From the pilings to the deck and everything in between, a $6- million, federally funded project will serve as a test bed for a variety of fiber-reinforced polymer (FRP) and composite technologies while replacing an existing 54-year-old vehicular bridge in southern Florida.

Construction began on Jan. 9 on the new, 186-ft-long Halls River Bridge in Homassasa, Fla. “The long-term goal is the corrosion-resistance the design will provide against chlorides from saltwater,” says Richard Frank, co-construction manager for the Florida Dept. of Transportation. FDOT’s District 7 alone spent about $100 million on corrosion repairs in the past 14 years.

FDOT originally intended to build the new bridge to test the Hybrid Composite Beam (HCB), a glass-fiber-reinforced plastic shell with high-strength, continuous steel fibers placed along the bottom flange and filled with self-consolidating concrete (ENR 4/12/10 p. 34). The bridge’s five spans will consist of nine 36-ft HCBs fabricated by authorized manufacturer Kenway Corp.

“FDOT in 2013 made a leap of faith and said they would like to try an HCB bridge in District 7,” says John Hillman, HCB’s inventor. “FDOT stepped up to the plate and said, ‘We’d like to be the engineer of record.’ We often have had to roll the cost of design into our product or help a DOT secure a design firm comfortable with technology. We gave FDOT the preliminary design and provided checking and guidance.”

Then, FDOT decided to go further and, in lieu of steel, use glass- or concretefiber-reinforced polymers (GFRP or CFRP) to reinforce the concrete deck piles, sheet piling, abutments, railing and approach slabs.

“This has transformed into a showcase of technology, from the piles to the caps to the deck to the railing,” says Antonio Nanni, chair of the engineering college at the University of Miami, which is participating in project monitoring.

Contractor Astaldi Construction Corp. on Jan. 9 began work on the flat slab bridge supported on driven piles. “A pile-driving program will commence, with a minimum depth of 27 feet,” says Zachary Stringer, co-construction manager with FDOT. “Carbon FRP will be used on the pilings.”

The carbon-fiber composite cable (CFCC) is “a stranded polymer that consists of twisted fibers and thermosetting epoxy resin,” says Yoshiaki Yamamoto, president and CEO of Tokyo Rope USA, the manufacturer. CFCC is non-corrosive, lightweight and flexible, he adds. For the Halls River Bridge, CFCC will serve as prestressing strands for precast-concrete piles and precast-concrete sheet piles.

The product was first deployed on a bridge in Michigan in 2001. As of this year, there will be 21 applications in the U.S., says Yamamoto. CFCC can be easily wound into a coil or on a reel, he adds. Jacksonville-based Gate Precast Co. will install the 18-in.-dia piles from 55 ft to 70 ft deep. “We got this job mainly because of our past experience using carbon-fiber materials,” says Scott Henning, plant manager for Gate Precast.

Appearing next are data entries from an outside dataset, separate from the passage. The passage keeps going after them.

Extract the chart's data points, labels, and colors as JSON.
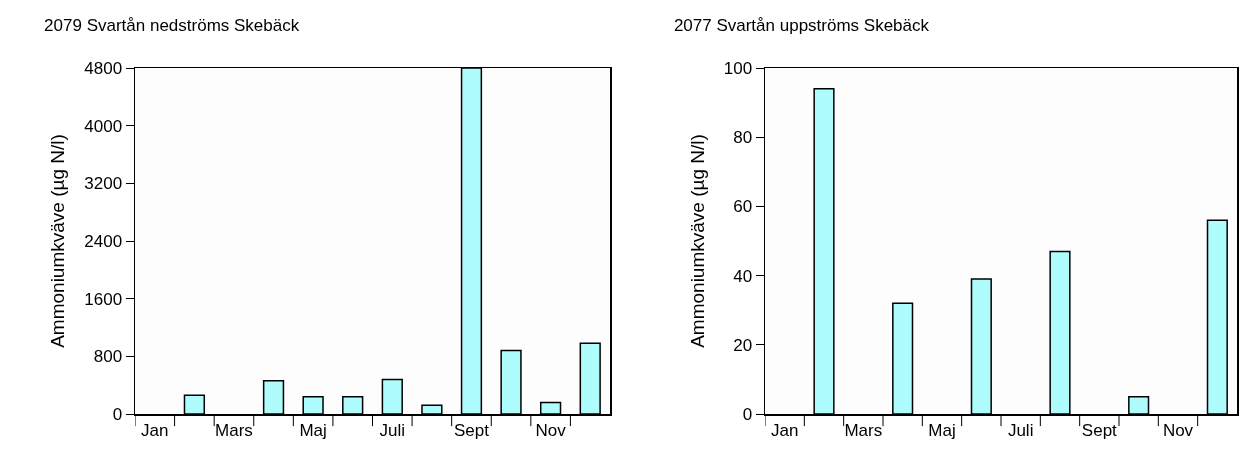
{
  "chart_data": [
    {
      "type": "bar",
      "title": "2079 Svartån nedströms Skebäck",
      "ylabel": "Ammoniumkväve (µg N/l)",
      "categories": [
        "Jan",
        null,
        "Mars",
        null,
        "Maj",
        null,
        "Juli",
        null,
        "Sept",
        null,
        "Nov",
        null
      ],
      "values": [
        null,
        260,
        null,
        460,
        240,
        240,
        480,
        120,
        4800,
        880,
        160,
        980
      ],
      "color": "#aefcfc",
      "ylim": [
        0,
        4800
      ],
      "yticks": [
        0,
        800,
        1600,
        2400,
        3200,
        4000,
        4800
      ],
      "grid": false
    },
    {
      "type": "bar",
      "title": "2077 Svartån uppströms Skebäck",
      "ylabel": "Ammoniumkväve (µg N/l)",
      "categories": [
        "Jan",
        null,
        "Mars",
        null,
        "Maj",
        null,
        "Juli",
        null,
        "Sept",
        null,
        "Nov",
        null
      ],
      "values": [
        null,
        94,
        null,
        32,
        null,
        39,
        null,
        47,
        null,
        5,
        null,
        56
      ],
      "color": "#aefcfc",
      "ylim": [
        0,
        100
      ],
      "yticks": [
        0,
        20,
        40,
        60,
        80,
        100
      ],
      "grid": false
    }
  ]
}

Gate Precast crews will helically wind a 15-millimeter-dia, seven-cord CFCC—that is, six carbon-fiber cords wrapped around a central straight cord—to prestress the piles longitudinally. Twelve CFCC strands will stretch along the pile’s perimeter, and a 5-mm-dia cord will wind along the length of the pile.

The contractor will convert the existing two-lane bridge into a two-way one-lane bridge and remove half the old bridge; next, the contractor will build the northern half of the new bridge. “Then, [Astaldi] will take the traffic and move it to a two-way, two-lane condition, demolish the other half and construct the southern half,” says Stringer.

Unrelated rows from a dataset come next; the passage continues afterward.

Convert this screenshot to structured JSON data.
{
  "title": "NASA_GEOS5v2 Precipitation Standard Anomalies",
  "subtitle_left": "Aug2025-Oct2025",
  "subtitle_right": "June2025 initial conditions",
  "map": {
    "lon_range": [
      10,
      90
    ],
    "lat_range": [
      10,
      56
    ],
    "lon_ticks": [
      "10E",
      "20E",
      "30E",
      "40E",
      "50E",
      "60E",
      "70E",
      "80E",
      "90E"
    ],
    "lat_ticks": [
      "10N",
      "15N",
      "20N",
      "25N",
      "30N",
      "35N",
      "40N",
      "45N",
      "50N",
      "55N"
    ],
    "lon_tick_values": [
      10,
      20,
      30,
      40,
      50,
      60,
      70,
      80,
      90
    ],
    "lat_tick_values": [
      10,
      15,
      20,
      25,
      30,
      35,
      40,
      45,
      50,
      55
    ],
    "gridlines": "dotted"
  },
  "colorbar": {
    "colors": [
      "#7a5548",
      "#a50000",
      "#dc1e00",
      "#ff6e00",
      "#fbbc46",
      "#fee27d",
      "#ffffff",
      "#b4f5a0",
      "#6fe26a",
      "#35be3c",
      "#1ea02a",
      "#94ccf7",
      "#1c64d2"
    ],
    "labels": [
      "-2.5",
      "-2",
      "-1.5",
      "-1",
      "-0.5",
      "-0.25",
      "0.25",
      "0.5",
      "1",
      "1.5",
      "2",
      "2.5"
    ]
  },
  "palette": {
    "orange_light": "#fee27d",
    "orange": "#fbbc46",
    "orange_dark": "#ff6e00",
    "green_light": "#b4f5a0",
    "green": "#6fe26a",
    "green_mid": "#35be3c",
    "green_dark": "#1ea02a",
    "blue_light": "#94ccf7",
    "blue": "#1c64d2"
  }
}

Scheduled for completion in November, the bridge is expected to carry about 4,500 vehicles a day.

Before launching the project, the University of Miami and Florida State University helped FDOT to test the GFRP and CFRP components. Contractor crews also will cast test sections during the project, adds Frank. “There are different kinds of reinforcements that the university students will remove at intervals after exposure and run tests to see how they perform.”

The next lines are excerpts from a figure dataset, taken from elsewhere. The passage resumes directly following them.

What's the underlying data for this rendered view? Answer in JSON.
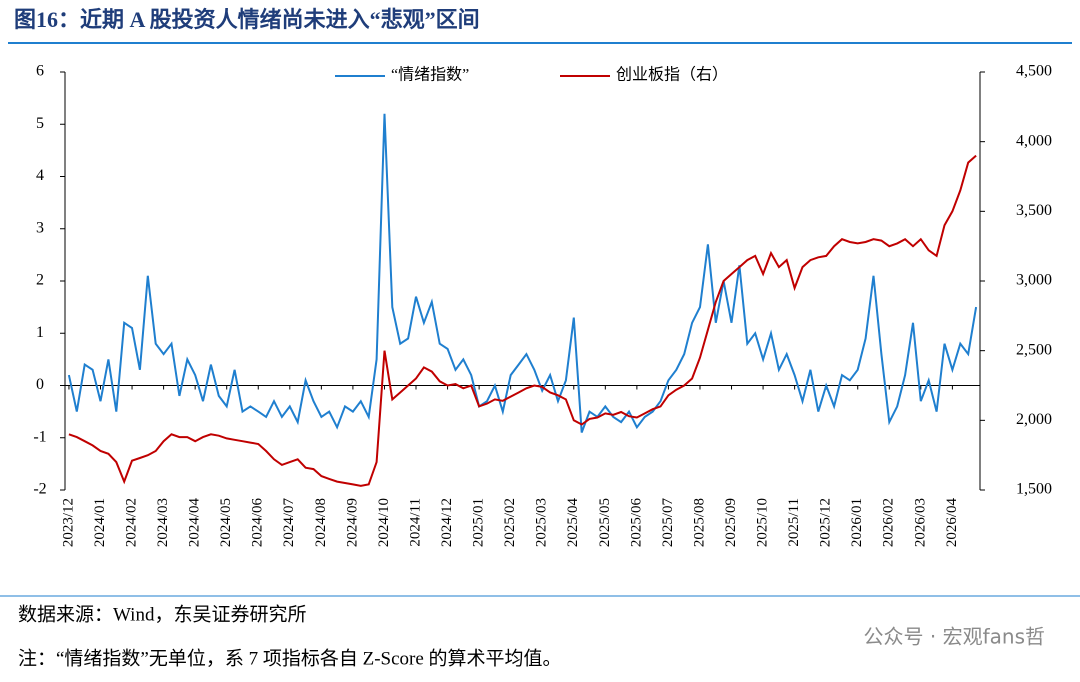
{
  "chart_data": {
    "type": "line",
    "title": "图16：近期 A 股投资人情绪尚未进入“悲观”区间",
    "source": "数据来源：Wind，东吴证券研究所",
    "note": "注：“情绪指数”无单位，系 7 项指标各自 Z-Score 的算术平均值。",
    "watermark": "公众号 · 宏观fans哲",
    "categories": [
      "2023/12",
      null,
      null,
      null,
      "2024/01",
      null,
      null,
      null,
      "2024/02",
      null,
      null,
      null,
      "2024/03",
      null,
      null,
      null,
      "2024/04",
      null,
      null,
      null,
      "2024/05",
      null,
      null,
      null,
      "2024/06",
      null,
      null,
      null,
      "2024/07",
      null,
      null,
      null,
      "2024/08",
      null,
      null,
      null,
      "2024/09",
      null,
      null,
      null,
      "2024/10",
      null,
      null,
      null,
      "2024/11",
      null,
      null,
      null,
      "2024/12",
      null,
      null,
      null,
      "2025/01",
      null,
      null,
      null,
      "2025/02",
      null,
      null,
      null,
      "2025/03",
      null,
      null,
      null,
      "2025/04",
      null,
      null,
      null,
      "2025/05",
      null,
      null,
      null,
      "2025/06",
      null,
      null,
      null,
      "2025/07",
      null,
      null,
      null,
      "2025/08",
      null,
      null,
      null,
      "2025/09",
      null,
      null,
      null,
      "2025/10",
      null,
      null,
      null,
      "2025/11",
      null,
      null,
      null,
      "2025/12",
      null,
      null,
      null,
      "2026/01",
      null,
      null,
      null,
      "2026/02",
      null,
      null,
      null,
      "2026/03",
      null,
      null,
      null,
      "2026/04",
      null,
      null,
      null
    ],
    "series": [
      {
        "name": "“情绪指数”",
        "color": "#1f7fcf",
        "values": [
          0.2,
          -0.5,
          0.4,
          0.3,
          -0.3,
          0.5,
          -0.5,
          1.2,
          1.1,
          0.3,
          2.1,
          0.8,
          0.6,
          0.8,
          -0.2,
          0.5,
          0.2,
          -0.3,
          0.4,
          -0.2,
          -0.4,
          0.3,
          -0.5,
          -0.4,
          -0.5,
          -0.6,
          -0.3,
          -0.6,
          -0.4,
          -0.7,
          0.1,
          -0.3,
          -0.6,
          -0.5,
          -0.8,
          -0.4,
          -0.5,
          -0.3,
          -0.6,
          0.5,
          5.2,
          1.5,
          0.8,
          0.9,
          1.7,
          1.2,
          1.6,
          0.8,
          0.7,
          0.3,
          0.5,
          0.2,
          -0.4,
          -0.3,
          0.0,
          -0.5,
          0.2,
          0.4,
          0.6,
          0.3,
          -0.1,
          0.2,
          -0.3,
          0.1,
          1.3,
          -0.9,
          -0.5,
          -0.6,
          -0.4,
          -0.6,
          -0.7,
          -0.5,
          -0.8,
          -0.6,
          -0.5,
          -0.3,
          0.1,
          0.3,
          0.6,
          1.2,
          1.5,
          2.7,
          1.2,
          2.0,
          1.2,
          2.3,
          0.8,
          1.0,
          0.5,
          1.0,
          0.3,
          0.6,
          0.2,
          -0.3,
          0.3,
          -0.5,
          0.0,
          -0.4,
          0.2,
          0.1,
          0.3,
          0.9,
          2.1,
          0.6,
          -0.7,
          -0.4,
          0.2,
          1.2,
          -0.3,
          0.1,
          -0.5,
          0.8,
          0.3,
          0.8,
          0.6,
          1.5
        ]
      },
      {
        "name": "创业板指（右）",
        "color": "#c00000",
        "axis": "y2",
        "values": [
          1900,
          1880,
          1850,
          1820,
          1780,
          1760,
          1700,
          1560,
          1710,
          1730,
          1750,
          1780,
          1850,
          1900,
          1880,
          1880,
          1850,
          1880,
          1900,
          1890,
          1870,
          1860,
          1850,
          1840,
          1830,
          1780,
          1720,
          1680,
          1700,
          1720,
          1660,
          1650,
          1600,
          1580,
          1560,
          1550,
          1540,
          1530,
          1540,
          1700,
          2500,
          2150,
          2200,
          2250,
          2300,
          2380,
          2350,
          2280,
          2250,
          2260,
          2230,
          2250,
          2100,
          2120,
          2150,
          2140,
          2170,
          2200,
          2230,
          2250,
          2240,
          2200,
          2180,
          2150,
          2000,
          1970,
          2010,
          2020,
          2050,
          2040,
          2060,
          2030,
          2020,
          2050,
          2080,
          2100,
          2180,
          2220,
          2250,
          2300,
          2450,
          2650,
          2850,
          3000,
          3050,
          3100,
          3150,
          3180,
          3050,
          3200,
          3100,
          3150,
          2950,
          3100,
          3150,
          3170,
          3180,
          3250,
          3300,
          3280,
          3270,
          3280,
          3300,
          3290,
          3250,
          3270,
          3300,
          3250,
          3300,
          3220,
          3180,
          3400,
          3500,
          3650,
          3850,
          3900
        ]
      }
    ],
    "ylim": [
      -2,
      6
    ],
    "yticks": [
      -2,
      -1,
      0,
      1,
      2,
      3,
      4,
      5,
      6
    ],
    "y2lim": [
      1500,
      4500
    ],
    "y2ticks": [
      {
        "value": 1500,
        "label": "1,500"
      },
      {
        "value": 2000,
        "label": "2,000"
      },
      {
        "value": 2500,
        "label": "2,500"
      },
      {
        "value": 3000,
        "label": "3,000"
      },
      {
        "value": 3500,
        "label": "3,500"
      },
      {
        "value": 4000,
        "label": "4,000"
      },
      {
        "value": 4500,
        "label": "4,500"
      }
    ],
    "grid": false
  }
}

FRP components already are showcased on the University of Miami campus in a 70-ft-long footbridge, built last year. The American Concrete Institute has been studying FRP-reinforced concrete for more than 25 years, “but we never had an opportunity to demonstrate it on campus to a community interested in deployment and implications,” says Nanni. “We created a unique structure with not a single pound of steel—only concrete and composites in the forms of prestressed and non-prestressed FRP cables.”

The major barrier to FRPs becoming mainstream has long been the initial cost (ENR 5/24/10 p. 22). FDOT says the Halls River Bridge will cost $221 per sq ft, compared to $166 sq ft for a conventional concrete-and-steel bridge. But it is expected to last at least 75 years with minimal maintenance in a saltwater, corrosive environment.

Responding to concerns that steel is being upended, Nanni says, “We want to make structures durable and sustainable. In some instances, steel is marvelous. But corrosion is something we cannot resolve [with steel reinforcements] when a structure is exposed to chlorides like seawater or deicing salts. Composites serve the purpose where corrosion is a problem.”